Archaeologists using artificial intelligence and high-resolution satellite imagery have identified dozens of large circular stone structures across the Golan Heights and nearby areas, overturning the long-held view that Israel’s enigmatic Rujm el-Hiri—often called the “Wheel of Giants” or “Israeli Stonehenge”—stands alone, according to HeritageDaily. The research, based on multi-temporal satellite datasets captured between 2004 and 2024, documented more than 30 large basalt circles within about 25 kilometers of Rujm el-Hiri, including 28 that had not been recorded before.
Researchers processed archives from multiple satellite platforms and applied AI techniques to reduce interference from shadows and seasonal vegetation, enabling the identification of features that had remained invisible in conventional surveys. The findings were presented in a paper in PLOS One.
Rujm el-Hiri
Rujm el-Hiri, first detected in 1968 via aerial reconnaissance, consists of a central cairn encircled by multiple concentric stone rings and spans more than 150 meters in diameter. Estimates place its construction between 3,500 and 6,500 years ago, and the complex contains roughly 40,000 tons of stone.
Newly identified circles share a consistent architectural logic—substantial outer walls of basalt fieldstones arranged in concentric patterns, with internal divisions that are radial or orthogonal—and some range roughly 50 to 250 feet (15 to 76 meters) in diameter.

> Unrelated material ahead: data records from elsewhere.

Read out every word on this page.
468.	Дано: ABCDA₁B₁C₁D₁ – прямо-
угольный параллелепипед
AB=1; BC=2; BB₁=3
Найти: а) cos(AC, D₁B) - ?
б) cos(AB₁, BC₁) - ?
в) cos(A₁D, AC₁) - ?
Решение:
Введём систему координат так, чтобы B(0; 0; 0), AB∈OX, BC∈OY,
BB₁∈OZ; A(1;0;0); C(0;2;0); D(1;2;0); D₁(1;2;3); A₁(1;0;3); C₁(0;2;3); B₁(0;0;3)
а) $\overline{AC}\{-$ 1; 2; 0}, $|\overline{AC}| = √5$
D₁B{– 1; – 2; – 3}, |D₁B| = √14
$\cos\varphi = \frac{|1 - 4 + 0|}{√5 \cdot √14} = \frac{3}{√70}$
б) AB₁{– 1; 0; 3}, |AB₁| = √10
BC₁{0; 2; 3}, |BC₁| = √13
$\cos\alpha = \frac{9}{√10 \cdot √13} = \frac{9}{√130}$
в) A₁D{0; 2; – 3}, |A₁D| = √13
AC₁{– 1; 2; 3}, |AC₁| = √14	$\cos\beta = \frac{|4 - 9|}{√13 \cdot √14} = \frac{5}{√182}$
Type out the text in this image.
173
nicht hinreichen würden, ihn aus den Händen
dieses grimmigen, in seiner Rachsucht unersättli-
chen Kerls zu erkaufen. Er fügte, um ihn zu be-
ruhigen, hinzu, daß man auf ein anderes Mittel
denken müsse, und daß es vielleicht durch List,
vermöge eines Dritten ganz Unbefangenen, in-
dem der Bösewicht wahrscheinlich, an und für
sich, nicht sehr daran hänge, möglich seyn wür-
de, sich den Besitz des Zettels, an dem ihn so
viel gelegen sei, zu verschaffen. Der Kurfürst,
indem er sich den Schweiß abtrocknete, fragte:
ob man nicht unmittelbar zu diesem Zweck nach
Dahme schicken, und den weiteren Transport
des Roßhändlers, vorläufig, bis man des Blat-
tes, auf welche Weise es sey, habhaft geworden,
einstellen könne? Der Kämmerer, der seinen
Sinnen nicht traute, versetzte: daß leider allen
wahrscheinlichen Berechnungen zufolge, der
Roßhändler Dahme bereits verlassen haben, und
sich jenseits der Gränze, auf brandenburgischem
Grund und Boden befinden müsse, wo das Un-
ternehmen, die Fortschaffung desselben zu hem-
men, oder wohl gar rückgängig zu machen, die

While these sites cluster in particular topographic settings—often on gently sloping ground or high plateaus and, at times, near seasonal water—they vary in scale and preservation, with many smaller and more degraded than the Wheel of Giants.
The clustering pattern and frequent proximity to dolmens, tumuli, and field-wall networks indicate these monuments formed parts of a broader cultural landscape tied to ritual, territorial, and socio-economic functions.
Challenging older interpretations
The new mapping challenges older interpretations built on the assumption that the Wheel of Giants was unique, a premise now contradicted by the concentration of analogous structures in the region.
In addition to the Golan discoveries, the research notes similar-looking sites farther afield in Galilee and Lebanon.
Researchers involved in the new analysis emphasize that Rujm el-Hiri, or Gilgal Refaim, remains the most elaborate example of the tradition but is no longer an anomaly. “Gilgal Refaim is, of course, a very well-known site, and it was always considered to be a very unique site in the area,” said researcher Michal Birkenfeld. “Most [of the sites we discovered] were not as elaborate and were of different sizes and levels of preservation, but they still have the same type of logic,” he added.
A theory that the structure functioned as an astronomical observatory had already been weakened by a 2025 paper co-authored by Birkenfeld that calculated average rotational movement of 8 to 15 millimeters per year, implying significant shifts since construction and undermining inferences about original alignments “If this is not a unique structure, I find more leverage in the idea that this was an area to get together,” Birkenfeld said.
To find the circles, researchers cross-referencing two decades of satellite coverage from platforms including Google Earth Pro and CNES/Airbus and then applied AI to the images to highlight human-made patterns masked by vegetation, shadows, and surface noise.